Несмотря на комичную внешность, Мистер Бронкс был парнем более чем серьезным. В отличие от коллег-аристократов, которые, по большому счету, занимались только собой, толстяк размышлял о том, что происходит вокруг, делал выводы, предпринимал ответные меры. Именно это и позволило ему стать безусловным лидером барвихинской группировки. Нельзя сказать, чтобы он пылко любил основателя Империи Рамзеса и его преемника Ахмаева. Однако, несмотря ни на что, они были людьми его круга, в отличие от баламута Корнилова. Его появление нарушило устоявшуюся жизнь и сделало из Бронкса-оппозиционера Бронкса-консерватора. Пока гламурная братия судила и рядила, он начал действовать. Чтобы удержать в узде развращенных Корниловым гастов, Бронкс пошел на беспрецедентные меры – разделил барвихинских рабов. Часть из них получила оружие, кое-какие блага и стала гвардией, защищающей интересы аристократии. Вторая половина гастов осталась в прежнем, бесправном положении. Принцип «разделяй и властвуй» сработал безотказно – гасты-воины и гасты-рабы стали непримиримыми противниками, а Бронксу оставалось только подогревать их взаимную ненависть. Оставалось только ждать, что предпримет Корнилов, и быть готовым дать ему отпор.
Бронкс вздохнул. Двадцать лет назад он и подумать не мог, что станет политиком. Все, что угодно – только не это. Музыка, кино, модельный бизнес, на худой конец пошив одежды а-ля Мистер Бронкс…
Все смел ядерный ураган. Погасли огни ночных клубов, ушли в небытие толпы поклонников и поклонниц, исчезли белоснежные яхты, на которых он привык отмечать дни своего рождения. Поначалу, еще не осознав до конца, что произошло, Бронкс пытался писать стихи и горланить любимый хип-хоп. Делал вид, что ничего не произошло. Однако суровая реальность перла изо всех щелей, давила и ломала. Никому не было дела до его стихов и песен. Бронкс впал в депрессию и нашел утешение в чревоугодии. Очень скоро от подвижного, скользкого как угорь мальчишки ничего не осталось, а Бронкс, уединившись в своем подвале, упорно продолжал жрать и рыдать, глядя на свои плакаты. Возможно, лопнул бы и сдох, если бы не сумел вовремя понять: противопоставлять себя новому миру бесполезно, необходимо влиться в него, стать неотъемлемой частью.

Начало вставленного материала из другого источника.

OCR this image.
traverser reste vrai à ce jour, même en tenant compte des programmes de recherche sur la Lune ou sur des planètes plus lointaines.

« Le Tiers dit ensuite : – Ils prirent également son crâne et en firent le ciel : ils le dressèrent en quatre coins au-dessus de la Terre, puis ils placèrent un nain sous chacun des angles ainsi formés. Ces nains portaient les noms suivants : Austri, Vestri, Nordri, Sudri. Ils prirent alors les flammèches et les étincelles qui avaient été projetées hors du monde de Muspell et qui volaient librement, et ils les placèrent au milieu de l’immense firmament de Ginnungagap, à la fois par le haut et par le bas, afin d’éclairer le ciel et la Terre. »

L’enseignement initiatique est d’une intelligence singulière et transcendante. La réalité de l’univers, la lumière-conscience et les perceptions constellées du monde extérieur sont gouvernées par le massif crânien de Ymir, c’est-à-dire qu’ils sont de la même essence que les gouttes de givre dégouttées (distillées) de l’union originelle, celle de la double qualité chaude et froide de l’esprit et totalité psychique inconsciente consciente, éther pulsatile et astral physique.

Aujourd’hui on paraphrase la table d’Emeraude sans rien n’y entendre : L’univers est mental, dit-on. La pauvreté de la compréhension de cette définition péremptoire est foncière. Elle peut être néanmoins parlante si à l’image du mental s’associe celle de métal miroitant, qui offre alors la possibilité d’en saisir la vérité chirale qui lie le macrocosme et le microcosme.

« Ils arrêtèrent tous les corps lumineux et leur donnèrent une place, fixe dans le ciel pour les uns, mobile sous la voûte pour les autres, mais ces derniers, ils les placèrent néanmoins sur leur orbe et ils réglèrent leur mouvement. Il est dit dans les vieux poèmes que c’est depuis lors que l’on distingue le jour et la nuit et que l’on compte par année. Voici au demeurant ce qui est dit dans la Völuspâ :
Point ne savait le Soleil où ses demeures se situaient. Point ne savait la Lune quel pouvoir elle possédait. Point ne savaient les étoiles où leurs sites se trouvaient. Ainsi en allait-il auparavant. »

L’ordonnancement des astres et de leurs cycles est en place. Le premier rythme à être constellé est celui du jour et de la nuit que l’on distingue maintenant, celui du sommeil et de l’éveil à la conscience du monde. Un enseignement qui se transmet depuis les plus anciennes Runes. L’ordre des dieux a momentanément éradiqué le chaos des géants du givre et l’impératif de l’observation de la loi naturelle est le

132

Бронкс сел на диету. Похудеть не удалось, зато появились новые интересы, позволившие удержать вес на достигнутой отметке. Новоявленный лидер принялся критиковать все и вся. Очень быстро добился признания и авторитета в аристократических кругах. Мог бы почивать на лаврах, не появись Корнилов. Демократическая сука… Ничего. Придет время – посчитаемся.
Отвлекшись от размышлений, Бронкс с удивлением увидел, что страсти вокруг обсуждений дальнейшей судьбы Барвихи не только не улеглись, но еще больше раскалились. Пышногрудая львица Раиса обеими руками вцепилась в драгоценную шевелюру стилиста Кроликова с твердым намерением ее проредить. Гусар-певец, уже с одним эполетом, объединившись с бывшим ди-джеем, пытался стащить запрыгнувшего на стол мужика в коже. Остальные, разделившись на несколько лагерей болельщиков, ревели, улюлюкали и хлопали в ладоши, подбадривая драчунов.